A COVID-19 lockdown in Jilin Province forced the Chinese automotive and farming hub into a steep contraction in the first quarter, flashing a warning sign about the mounting economic costs of “COVID-19 zero” policies as Shanghai and other regions grapple with similar restrictions.
GDP in Jilin dropped 7.9 percent in the January-to-March period from a year earlier, the local statistics bureau said on Thursday, after the province was locked down last month to curb a COVID-19 outbreak.
The damage to production and consumption has continued into this month, with the province’s lockdown only now starting to be lifted.
Photo: Reuters
With lockdowns spreading to Shanghai and other cities, the fallout in Jilin is a guide to how damaging the Chinese government’s efforts to stamp out the virus through hard controls or movement restrictions could be to China’s economy.
While Shanghai and Jilin appear to be bringing their outbreaks under control, lockdowns and restrictions are spreading to other cities trying to contain virus flareups. That is threatening to exacerbate the hit to growth.
The Chinese Communist Party’s top decisionmaking body yesterday vowed to boost economic stimulus to spur growth, but it did not back off the “COVID-19 zero” policies that are dragging on the economy.
The turmoil has prompted economists to repeatedly cut their expectations for the Chinese economy this year. The median forecast is now for 4.9 percent growth, below the government’s target of about 5.5 percent.
In Jilin, industrial output plunged 36.7 percent last month alone and fell 10.5 percent during the quarter, data from the Chinese National Bureau of Statistics showed.
Retail sales shrank 4.2 percent and fixed asset investment was down 31.8 percent.
Jilin is the only provincial economy that reported a contraction in output of the 30 provinces that have reported first-quarter data.
The industrial hub of Changchun in the province first went into lockdown on March 11, followed by the rest of Jilin, shuttering factories and keeping most of its 24 million people in their homes.
The northeastern province borders North Korea and Russia and is a major center of vehicle production, with the local factories of Volkswagen AG shutting for weeks due to the lockdowns and Toyota Motor Corp plants still closed.
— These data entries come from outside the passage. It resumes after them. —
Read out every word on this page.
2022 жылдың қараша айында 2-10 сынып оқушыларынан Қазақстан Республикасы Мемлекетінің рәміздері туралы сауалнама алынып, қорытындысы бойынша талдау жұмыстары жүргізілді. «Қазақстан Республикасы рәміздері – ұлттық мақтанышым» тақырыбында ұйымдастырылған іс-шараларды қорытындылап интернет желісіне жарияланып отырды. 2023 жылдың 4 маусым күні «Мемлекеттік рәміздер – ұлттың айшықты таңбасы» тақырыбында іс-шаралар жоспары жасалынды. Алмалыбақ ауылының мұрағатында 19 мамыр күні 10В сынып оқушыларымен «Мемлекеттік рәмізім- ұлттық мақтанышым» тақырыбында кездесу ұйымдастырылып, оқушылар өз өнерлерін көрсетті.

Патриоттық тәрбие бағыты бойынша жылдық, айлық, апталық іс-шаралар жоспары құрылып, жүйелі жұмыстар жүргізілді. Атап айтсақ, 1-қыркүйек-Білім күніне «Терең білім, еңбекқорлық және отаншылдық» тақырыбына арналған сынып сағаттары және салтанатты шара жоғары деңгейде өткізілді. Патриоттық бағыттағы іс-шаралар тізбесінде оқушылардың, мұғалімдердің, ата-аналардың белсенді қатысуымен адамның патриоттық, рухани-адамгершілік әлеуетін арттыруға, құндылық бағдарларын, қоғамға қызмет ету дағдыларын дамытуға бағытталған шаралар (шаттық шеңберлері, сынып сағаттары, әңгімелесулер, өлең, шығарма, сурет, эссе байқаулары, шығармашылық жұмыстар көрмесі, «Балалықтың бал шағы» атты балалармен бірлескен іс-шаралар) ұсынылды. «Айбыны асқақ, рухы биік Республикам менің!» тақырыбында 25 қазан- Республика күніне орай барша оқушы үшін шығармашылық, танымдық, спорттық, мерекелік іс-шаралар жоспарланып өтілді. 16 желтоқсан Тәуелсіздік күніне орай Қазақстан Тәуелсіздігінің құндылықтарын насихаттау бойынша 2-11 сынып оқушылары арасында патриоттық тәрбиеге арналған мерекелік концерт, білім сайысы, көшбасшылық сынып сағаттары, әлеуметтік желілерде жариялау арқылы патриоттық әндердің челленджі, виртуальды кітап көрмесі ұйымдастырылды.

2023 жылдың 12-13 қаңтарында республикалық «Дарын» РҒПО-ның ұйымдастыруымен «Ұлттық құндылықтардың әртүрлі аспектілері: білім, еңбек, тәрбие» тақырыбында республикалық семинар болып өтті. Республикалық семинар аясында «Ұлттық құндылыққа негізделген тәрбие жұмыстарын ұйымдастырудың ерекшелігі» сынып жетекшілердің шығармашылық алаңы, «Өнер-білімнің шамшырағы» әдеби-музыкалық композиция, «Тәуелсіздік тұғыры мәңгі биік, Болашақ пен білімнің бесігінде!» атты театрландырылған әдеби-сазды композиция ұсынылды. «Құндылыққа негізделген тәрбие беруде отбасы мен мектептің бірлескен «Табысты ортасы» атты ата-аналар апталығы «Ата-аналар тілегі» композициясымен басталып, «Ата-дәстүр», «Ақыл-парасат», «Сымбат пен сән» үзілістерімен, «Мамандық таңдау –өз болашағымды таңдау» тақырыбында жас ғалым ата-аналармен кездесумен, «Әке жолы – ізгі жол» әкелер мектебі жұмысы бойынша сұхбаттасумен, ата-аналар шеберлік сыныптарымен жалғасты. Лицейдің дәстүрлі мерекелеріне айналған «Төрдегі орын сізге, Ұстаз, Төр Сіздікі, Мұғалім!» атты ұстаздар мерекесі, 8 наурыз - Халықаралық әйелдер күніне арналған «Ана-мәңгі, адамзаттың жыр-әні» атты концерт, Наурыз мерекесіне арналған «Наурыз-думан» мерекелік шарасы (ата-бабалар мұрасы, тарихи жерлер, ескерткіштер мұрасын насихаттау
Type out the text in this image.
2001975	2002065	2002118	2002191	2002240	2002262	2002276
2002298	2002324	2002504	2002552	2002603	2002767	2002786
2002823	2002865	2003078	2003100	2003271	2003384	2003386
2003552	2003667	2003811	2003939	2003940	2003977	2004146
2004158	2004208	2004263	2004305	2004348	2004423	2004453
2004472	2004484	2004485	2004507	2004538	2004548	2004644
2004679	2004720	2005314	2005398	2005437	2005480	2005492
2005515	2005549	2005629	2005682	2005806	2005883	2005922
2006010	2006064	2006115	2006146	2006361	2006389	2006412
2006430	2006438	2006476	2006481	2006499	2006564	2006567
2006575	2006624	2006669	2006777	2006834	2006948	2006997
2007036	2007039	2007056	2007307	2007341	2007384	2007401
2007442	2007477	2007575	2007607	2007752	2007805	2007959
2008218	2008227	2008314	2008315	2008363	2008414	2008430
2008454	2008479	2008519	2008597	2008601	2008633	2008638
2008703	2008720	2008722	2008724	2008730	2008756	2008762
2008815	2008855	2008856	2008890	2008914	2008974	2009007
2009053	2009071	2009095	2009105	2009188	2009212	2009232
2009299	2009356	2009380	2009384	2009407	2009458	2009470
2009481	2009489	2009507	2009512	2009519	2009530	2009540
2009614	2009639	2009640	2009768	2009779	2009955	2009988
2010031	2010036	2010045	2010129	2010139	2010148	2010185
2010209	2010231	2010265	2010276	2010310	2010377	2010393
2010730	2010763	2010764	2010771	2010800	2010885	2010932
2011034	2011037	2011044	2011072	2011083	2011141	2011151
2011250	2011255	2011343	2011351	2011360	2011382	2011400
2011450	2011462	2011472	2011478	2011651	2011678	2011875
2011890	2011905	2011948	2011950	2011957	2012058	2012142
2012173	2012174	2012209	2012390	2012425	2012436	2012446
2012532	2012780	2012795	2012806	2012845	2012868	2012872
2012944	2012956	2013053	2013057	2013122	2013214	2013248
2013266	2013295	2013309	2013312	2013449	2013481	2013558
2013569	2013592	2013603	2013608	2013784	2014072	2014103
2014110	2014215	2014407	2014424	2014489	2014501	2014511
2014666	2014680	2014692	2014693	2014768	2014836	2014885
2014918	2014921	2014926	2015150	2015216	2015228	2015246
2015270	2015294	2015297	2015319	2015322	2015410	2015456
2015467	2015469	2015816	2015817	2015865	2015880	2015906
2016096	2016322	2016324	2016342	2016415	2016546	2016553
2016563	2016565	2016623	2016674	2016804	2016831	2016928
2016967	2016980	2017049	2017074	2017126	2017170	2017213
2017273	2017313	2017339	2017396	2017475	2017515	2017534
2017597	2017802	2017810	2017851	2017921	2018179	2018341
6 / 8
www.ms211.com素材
Cities across China are stepping up controls and mass-testing drives to try to contain and quash flareups of COVID-19. Shanghai remains under lockdown even as cases fall, while Beijing has sealed off several housing compounds and could close more of the city.
Many other cities, including Hangzhou, an e-commerce hub near Shanghai, and Yiwu, the wholesale hub for Christmas decorations and other consumer goods, are either conducting mass testing or being placed under lockdowns.